Its also pretty much of a piece with the other bits of legislation Cameron and his cronies have introduced. They’ve effectively reintroduced the debt slavery that Solon attempted to legislate against, and with the massive expansion of workfare are effectively reducing the poor and the young to Helots. These were state slaves at the very bottom of Spartan society. And on one day each year, it was legal for the Spartan elite to rob, beat and kill them if they so wished, just to teach them their place. It hasn’t got that bad yet, but you have to wonder if it will, given Cameron and co’s membership of the Bullingdon Club, who I think got their kicks smashing up bars.

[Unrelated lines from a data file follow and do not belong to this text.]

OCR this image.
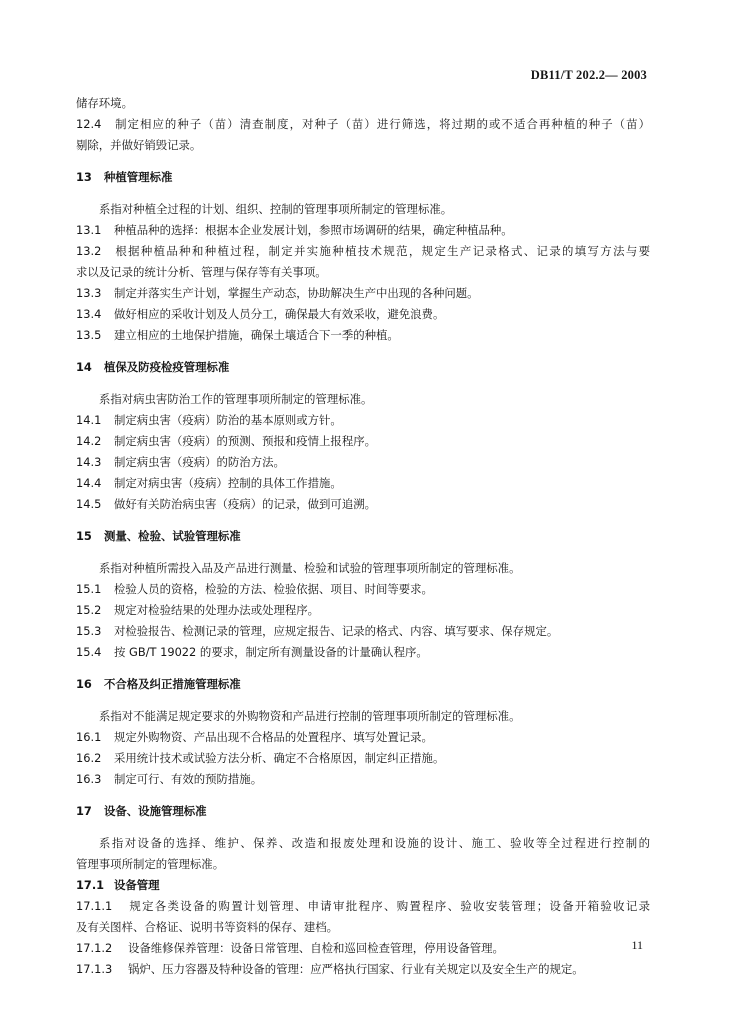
DB11/T 202.2— 2003
储存环境。
12.4 制定相应的种子（苗）清查制度，对种子（苗）进行筛选，将过期的或不适合再种植的种子（苗）
剔除，并做好销毁记录。
13 种植管理标准
系指对种植全过程的计划、组织、控制的管理事项所制定的管理标准。
13.1 种植品种的选择：根据本企业发展计划，参照市场调研的结果，确定种植品种。
13.2 根据种植品种和种植过程，制定并实施种植技术规范，规定生产记录格式、记录的填写方法与要
求以及记录的统计分析、管理与保存等有关事项。
13.3 制定并落实生产计划，掌握生产动态，协助解决生产中出现的各种问题。
13.4 做好相应的采收计划及人员分工，确保最大有效采收，避免浪费。
13.5 建立相应的土地保护措施，确保土壤适合下一季的种植。
14 植保及防疫检疫管理标准
系指对病虫害防治工作的管理事项所制定的管理标准。
14.1 制定病虫害（疫病）防治的基本原则或方针。
14.2 制定病虫害（疫病）的预测、预报和疫情上报程序。
14.3 制定病虫害（疫病）的防治方法。
14.4 制定对病虫害（疫病）控制的具体工作措施。
14.5 做好有关防治病虫害（疫病）的记录，做到可追溯。
15 测量、检验、试验管理标准
系指对种植所需投入品及产品进行测量、检验和试验的管理事项所制定的管理标准。
15.1 检验人员的资格，检验的方法、检验依据、项目、时间等要求。
15.2 规定对检验结果的处理办法或处理程序。
15.3 对检验报告、检测记录的管理，应规定报告、记录的格式、内容、填写要求、保存规定。
15.4 按 GB/T 19022 的要求，制定所有测量设备的计量确认程序。
16 不合格及纠正措施管理标准
系指对不能满足规定要求的外购物资和产品进行控制的管理事项所制定的管理标准。
16.1 规定外购物资、产品出现不合格品的处置程序、填写处置记录。
16.2 采用统计技术或试验方法分析、确定不合格原因，制定纠正措施。
16.3 制定可行、有效的预防措施。
17 设备、设施管理标准
系指对设备的选择、维护、保养、改造和报废处理和设施的设计、施工、验收等全过程进行控制的
管理事项所制定的管理标准。
17.1 设备管理
17.1.1 规定各类设备的购置计划管理、申请审批程序、购置程序、验收安装管理；设备开箱验收记录
及有关图样、合格证、说明书等资料的保存、建档。
17.1.2 设备维修保养管理：设备日常管理、自检和巡回检查管理，停用设备管理。
17.1.3 锅炉、压力容器及特种设备的管理：应严格执行国家、行业有关规定以及安全生产的规定。
11
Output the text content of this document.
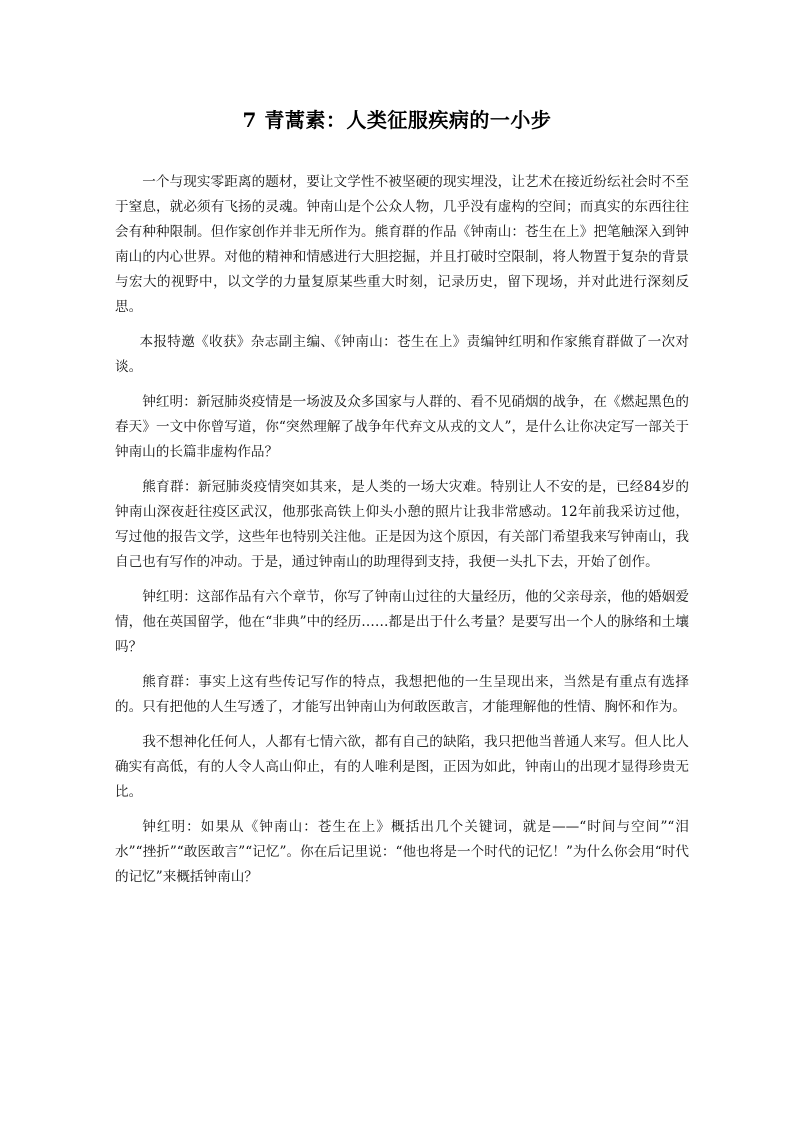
7 青蒿素：人类征服疾病的一小步

一个与现实零距离的题材，要让文学性不被坚硬的现实埋没，让艺术在接近纷纭社会时不至于窒息，就必须有飞扬的灵魂。钟南山是个公众人物，几乎没有虚构的空间；而真实的东西往往会有种种限制。但作家创作并非无所作为。熊育群的作品《钟南山：苍生在上》把笔触深入到钟南山的内心世界。对他的精神和情感进行大胆挖掘，并且打破时空限制，将人物置于复杂的背景与宏大的视野中，以文学的力量复原某些重大时刻，记录历史，留下现场，并对此进行深刻反思。

本报特邀《收获》杂志副主编、《钟南山：苍生在上》责编钟红明和作家熊育群做了一次对谈。

钟红明：新冠肺炎疫情是一场波及众多国家与人群的、看不见硝烟的战争，在《燃起黑色的春天》一文中你曾写道，你“突然理解了战争年代弃文从戎的文人”，是什么让你决定写一部关于钟南山的长篇非虚构作品？

熊育群：新冠肺炎疫情突如其来，是人类的一场大灾难。特别让人不安的是，已经84岁的钟南山深夜赶往疫区武汉，他那张高铁上仰头小憩的照片让我非常感动。12年前我采访过他，写过他的报告文学，这些年也特别关注他。正是因为这个原因，有关部门希望我来写钟南山，我自己也有写作的冲动。于是，通过钟南山的助理得到支持，我便一头扎下去，开始了创作。

钟红明：这部作品有六个章节，你写了钟南山过往的大量经历，他的父亲母亲，他的婚姻爱情，他在英国留学，他在“非典”中的经历……都是出于什么考量？是要写出一个人的脉络和土壤吗？

熊育群：事实上这有些传记写作的特点，我想把他的一生呈现出来，当然是有重点有选择的。只有把他的人生写透了，才能写出钟南山为何敢医敢言，才能理解他的性情、胸怀和作为。

我不想神化任何人，人都有七情六欲，都有自己的缺陷，我只把他当普通人来写。但人比人确实有高低，有的人令人高山仰止，有的人唯利是图，正因为如此，钟南山的出现才显得珍贵无比。

钟红明：如果从《钟南山：苍生在上》概括出几个关键词，就是——“时间与空间”“泪水”“挫折”“敢医敢言”“记忆”。你在后记里说：“他也将是一个时代的记忆！”为什么你会用“时代的记忆”来概括钟南山？
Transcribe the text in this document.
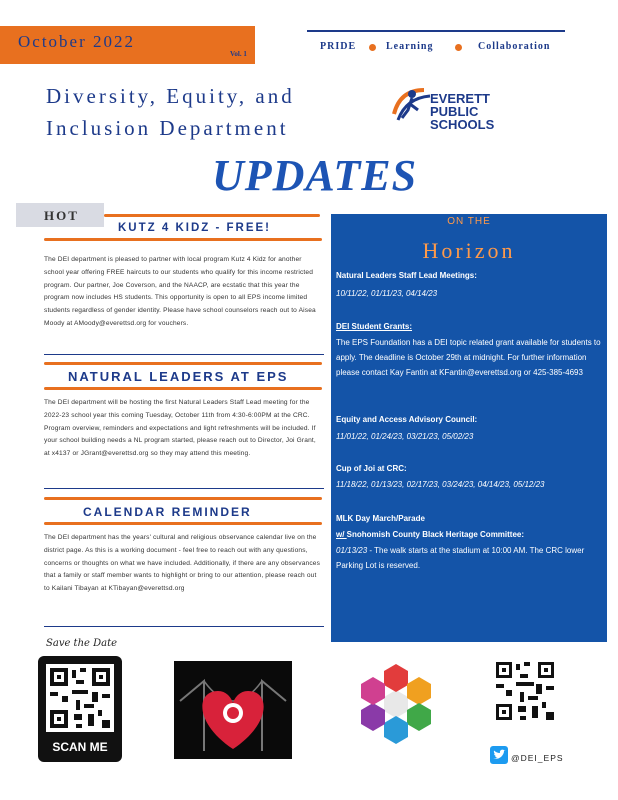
October 2022
Vol. 1
PRIDE	Learning	Collaboration
Diversity, Equity, and
Inclusion Department
EVERETT
PUBLIC
SCHOOLS
UPDATES
HOT
KUTZ 4 KIDZ - FREE!
The DEI department is pleased to partner with local program Kutz 4 Kidz for another school year offering FREE haircuts to our students who qualify for this income restricted program. Our partner, Joe Coverson, and the NAACP, are ecstatic that this year the program now includes HS students. This opportunity is open to all EPS income limited students regardless of gender identity. Please have school counselors reach out to Aisea Moody at AMoody@everettsd.org for vouchers.
NATURAL LEADERS AT EPS
The DEI department will be hosting the first Natural Leaders Staff Lead meeting for the 2022-23 school year this coming Tuesday, October 11th from 4:30-6:00PM at the CRC. Program overview, reminders and expectations and light refreshments will be included. If your school building needs a NL program started, please reach out to Director, Joi Grant, at x4137 or JGrant@everettsd.org so they may attend this meeting.
CALENDAR REMINDER
The DEI department has the years' cultural and religious observance calendar live on the district page. As this is a working document - feel free to reach out with any questions, concerns or thoughts on what we have included. Additionally, if there are any observances that a family or staff member wants to highlight or bring to our attention, please reach out to Kailani Tibayan at KTibayan@everettsd.org
ON THE
Horizon
Natural Leaders Staff Lead Meetings:
10/11/22, 01/11/23, 04/14/23
DEI Student Grants:
The EPS Foundation has a DEI topic related grant available for students to apply. The deadline is October 29th at midnight. For further information please contact Kay Fantin at KFantin@everettsd.org or 425-385-4693
Equity and Access Advisory Council:
11/01/22, 01/24/23, 03/21/23, 05/02/23
Cup of Joi at CRC:
11/18/22, 01/13/23, 02/17/23, 03/24/23, 04/14/23, 05/12/23
MLK Day March/Parade
w/ Snohomish County Black Heritage Committee:
01/13/23 - The walk starts at the stadium at 10:00 AM. The CRC lower Parking Lot is reserved.
Save the Date
SCAN ME
@DEI_EPS
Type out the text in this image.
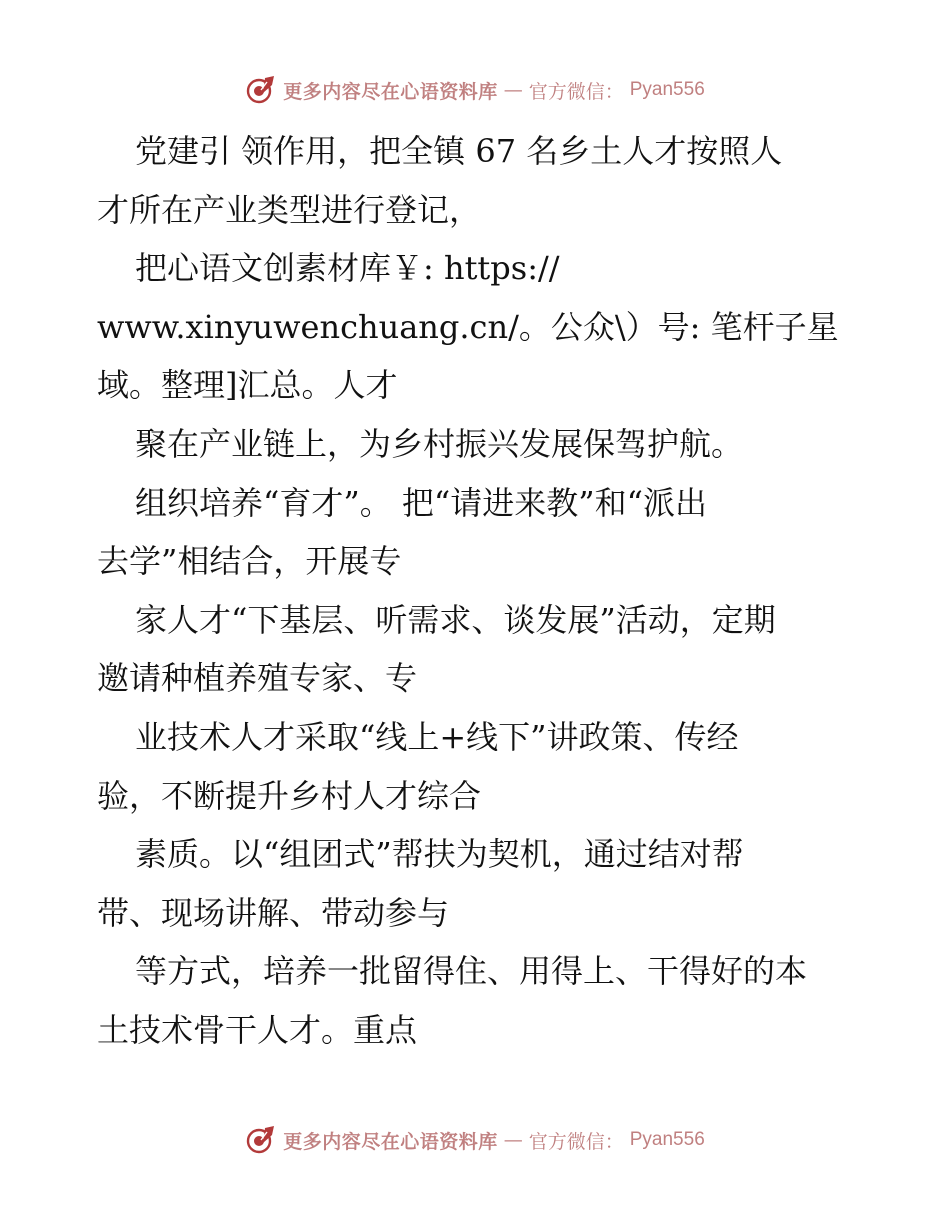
更多内容尽在心语资料库 — 官方微信： Pyan556
党建引 领作用，把全镇 67 名乡土人才按照人
才所在产业类型进行登记，
把心语文创素材库￥: https://
www.xinyuwenchuang.cn/。公众\）号: 笔杆子星
域。整理]汇总。人才
聚在产业链上，为乡村振兴发展保驾护航。
组织培养“育才”。 把“请进来教”和“派出
去学”相结合，开展专
家人才“下基层、听需求、谈发展”活动，定期
邀请种植养殖专家、专
业技术人才采取“线上+线下”讲政策、传经
验，不断提升乡村人才综合
素质。以“组团式”帮扶为契机，通过结对帮
带、现场讲解、带动参与
等方式，培养一批留得住、用得上、干得好的本
土技术骨干人才。重点
更多内容尽在心语资料库 — 官方微信： Pyan556
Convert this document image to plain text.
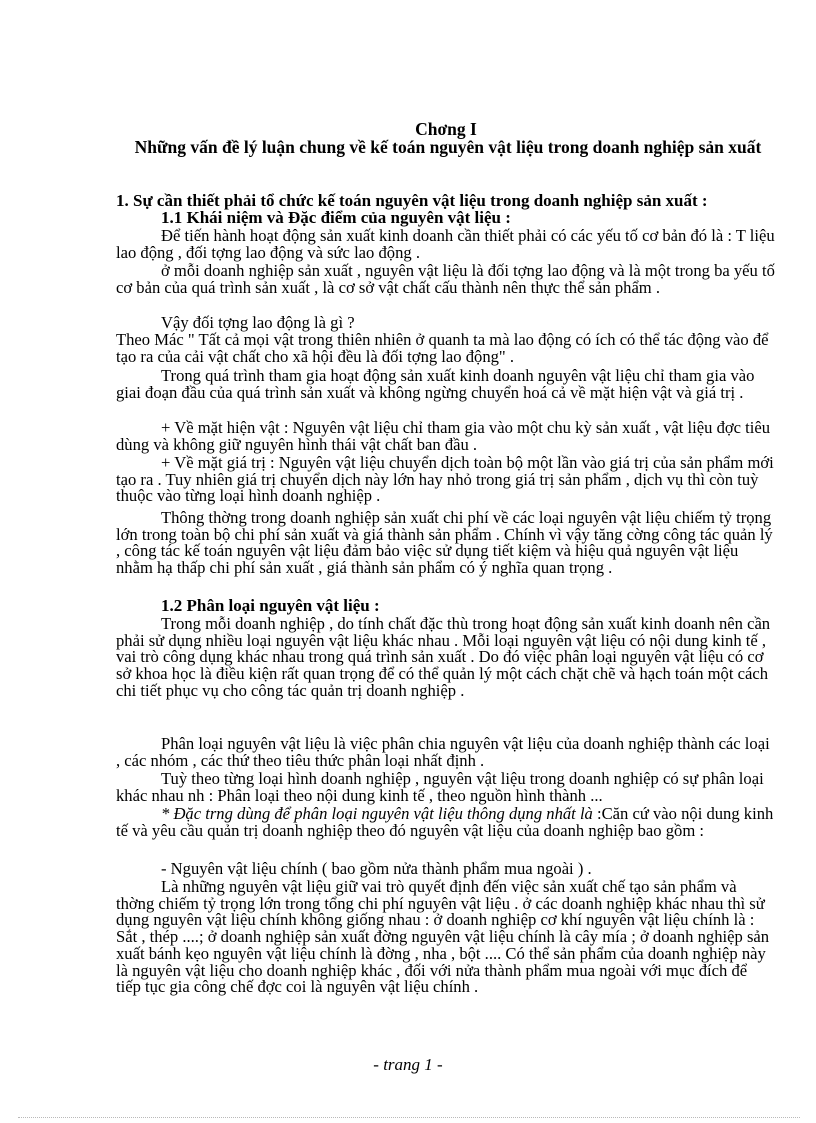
Chơng I
Những vấn đề lý luận chung về kế toán nguyên vật liệu trong doanh nghiệp sản xuất
1. Sự cần thiết phải tổ chức kế toán nguyên vật liệu trong doanh nghiệp sản xuất :
1.1 Khái niệm và Đặc điểm của nguyên vật liệu :

Để tiến hành hoạt động sản xuất kinh doanh cần thiết phải có các yếu tố cơ bản đó là : T liệu lao động , đối tợng lao động và sức lao động .

ở mỗi doanh nghiệp sản xuất , nguyên vật liệu là đối tợng lao động và là một trong ba yếu tố cơ bản của quá trình sản xuất , là cơ sở vật chất cấu thành nên thực thể sản phẩm .

Vậy đối tợng lao động là gì ?

Theo Mác " Tất cả mọi vật trong thiên nhiên ở quanh ta mà lao động có ích có thể tác động vào để tạo ra của cải vật chất cho xã hội đều là đối tợng lao động" .

Trong quá trình tham gia hoạt động sản xuất kinh doanh nguyên vật liệu chỉ tham gia vào giai đoạn đầu của quá trình sản xuất và không ngừng chuyển hoá cả về mặt hiện vật và giá trị .

+ Về mặt hiện vật : Nguyên vật liệu chỉ tham gia vào một chu kỳ sản xuất , vật liệu đợc tiêu dùng và không giữ nguyên hình thái vật chất ban đầu .

+ Về mặt giá trị : Nguyên vật liệu chuyển dịch toàn bộ một lần vào giá trị của sản phẩm mới tạo ra . Tuy nhiên giá trị chuyển dịch này lớn hay nhỏ trong giá trị sản phẩm , dịch vụ thì còn tuỳ thuộc vào từng loại hình doanh nghiệp .

Thông thờng trong doanh nghiệp sản xuất chi phí về các loại nguyên vật liệu chiếm tỷ trọng lớn trong toàn bộ chi phí sản xuất và giá thành sản phẩm . Chính vì vậy tăng cờng công tác quản lý , công tác kế toán nguyên vật liệu đảm bảo việc sử dụng tiết kiệm và hiệu quả nguyên vật liệu nhằm hạ thấp chi phí sản xuất , giá thành sản phẩm có ý nghĩa quan trọng .

1.2 Phân loại nguyên vật liệu :

Trong mỗi doanh nghiệp , do tính chất đặc thù trong hoạt động sản xuất kinh doanh nên cần phải sử dụng nhiều loại nguyên vật liệu khác nhau . Mỗi loại nguyên vật liệu có nội dung kinh tế , vai trò công dụng khác nhau trong quá trình sản xuất . Do đó việc phân loại nguyên vật liệu có cơ sở khoa học là điều kiện rất quan trọng để có thể quản lý một cách chặt chẽ và hạch toán một cách chi tiết phục vụ cho công tác quản trị doanh nghiệp .

Phân loại nguyên vật liệu là việc phân chia nguyên vật liệu của doanh nghiệp thành các loại , các nhóm , các thứ theo tiêu thức phân loại nhất định .

Tuỳ theo từng loại hình doanh nghiệp , nguyên vật liệu trong doanh nghiệp có sự phân loại khác nhau nh : Phân loại theo nội dung kinh tế , theo nguồn hình thành ...

* Đặc trng dùng để phân loại nguyên vật liệu thông dụng nhất là :Căn cứ vào nội dung kinh tế và yêu cầu quản trị doanh nghiệp theo đó nguyên vật liệu của doanh nghiệp bao gồm :

- Nguyên vật liệu chính ( bao gồm nửa thành phẩm mua ngoài ) .

Là những nguyên vật liệu giữ vai trò quyết định đến việc sản xuất chế tạo sản phẩm và thờng chiếm tỷ trọng lớn trong tổng chi phí nguyên vật liệu . ở các doanh nghiệp khác nhau thì sử dụng nguyên vật liệu chính không giống nhau : ở doanh nghiệp cơ khí nguyên vật liệu chính là : Sắt , thép ....; ở doanh nghiệp sản xuất đờng nguyên vật liệu chính là cây mía ; ở doanh nghiệp sản xuất bánh kẹo nguyên vật liệu chính là đờng , nha , bột .... Có thể sản phẩm của doanh nghiệp này là nguyên vật liệu cho doanh nghiệp khác , đối với nửa thành phẩm mua ngoài với mục đích để tiếp tục gia công chế đợc coi là nguyên vật liệu chính .

- trang 1 -
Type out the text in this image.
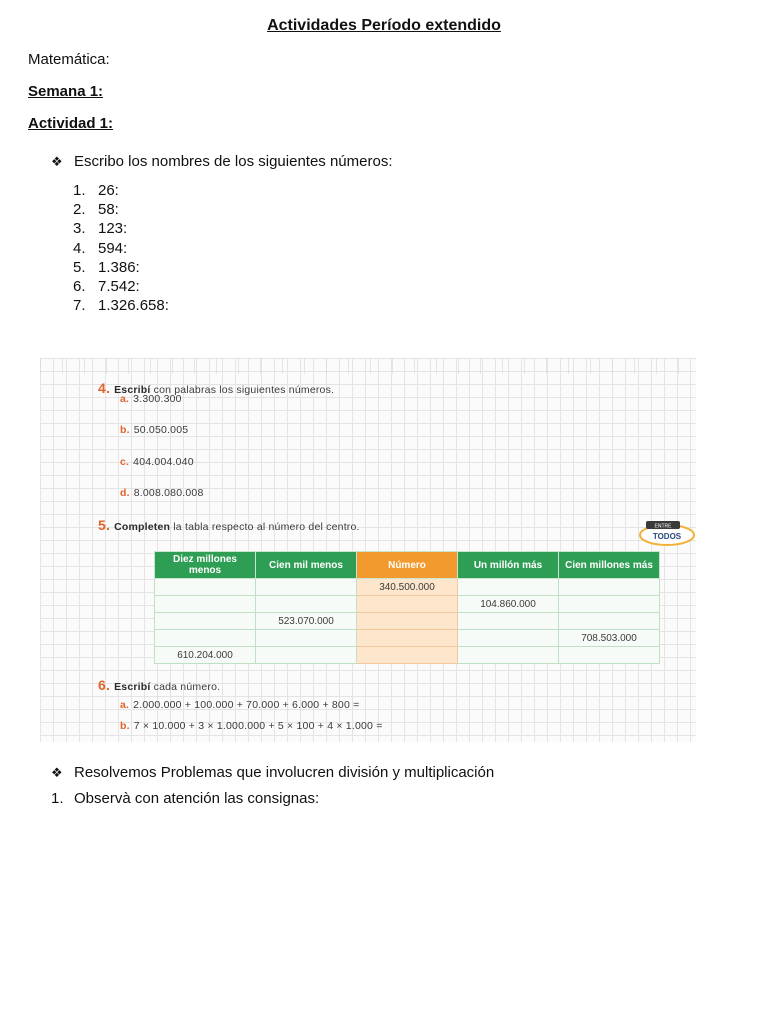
Actividades Período extendido
Matemática:
Semana 1:
Actividad 1:
❖ Escribo los nombres de los siguientes números:
1. 26:
2. 58:
3. 123:
4. 594:
5. 1.386:
6. 7.542:
7. 1.326.658:
4. Escribí con palabras los siguientes números.
a. 3.300.300
b. 50.050.005
c. 404.004.040
d. 8.008.080.008
5. Completen la tabla respecto al número del centro.	ENTRE
TODOS
Diez millones menos	Cien mil menos	Número	Un millón más	Cien millones más
		340.500.000		
			104.860.000	
	523.070.000			
				708.503.000
610.204.000				
6. Escribí cada número.
a. 2.000.000 + 100.000 + 70.000 + 6.000 + 800 =
b. 7 × 10.000 + 3 × 1.000.000 + 5 × 100 + 4 × 1.000 =
❖ Resolvemos Problemas que involucren división y multiplicación
1. Observà con atención las consignas:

Of course, Cameron and his cronies admire ancient Greece as the source of western culture, and the inventors of democracy. But the democracy the ancient Greeks pioneered was very limited. Only citizens, which meant property owners, who did not have to work or run businesses, but lived off their rents, had the vote. This is the concept of democracy that Aristotle celebrates and promotes in his Politics, where he recommends that such citizens have their own, separate forum to that of the rest of the populace, so they don’t have to mix with slaves, artisans, traders and similar riff-raff. And as Cameron has followed the Americans in trying to restrict the franchise to rich property-owners under the guise of rooting out electoral fraud, we can probably look forward to that coming back as well.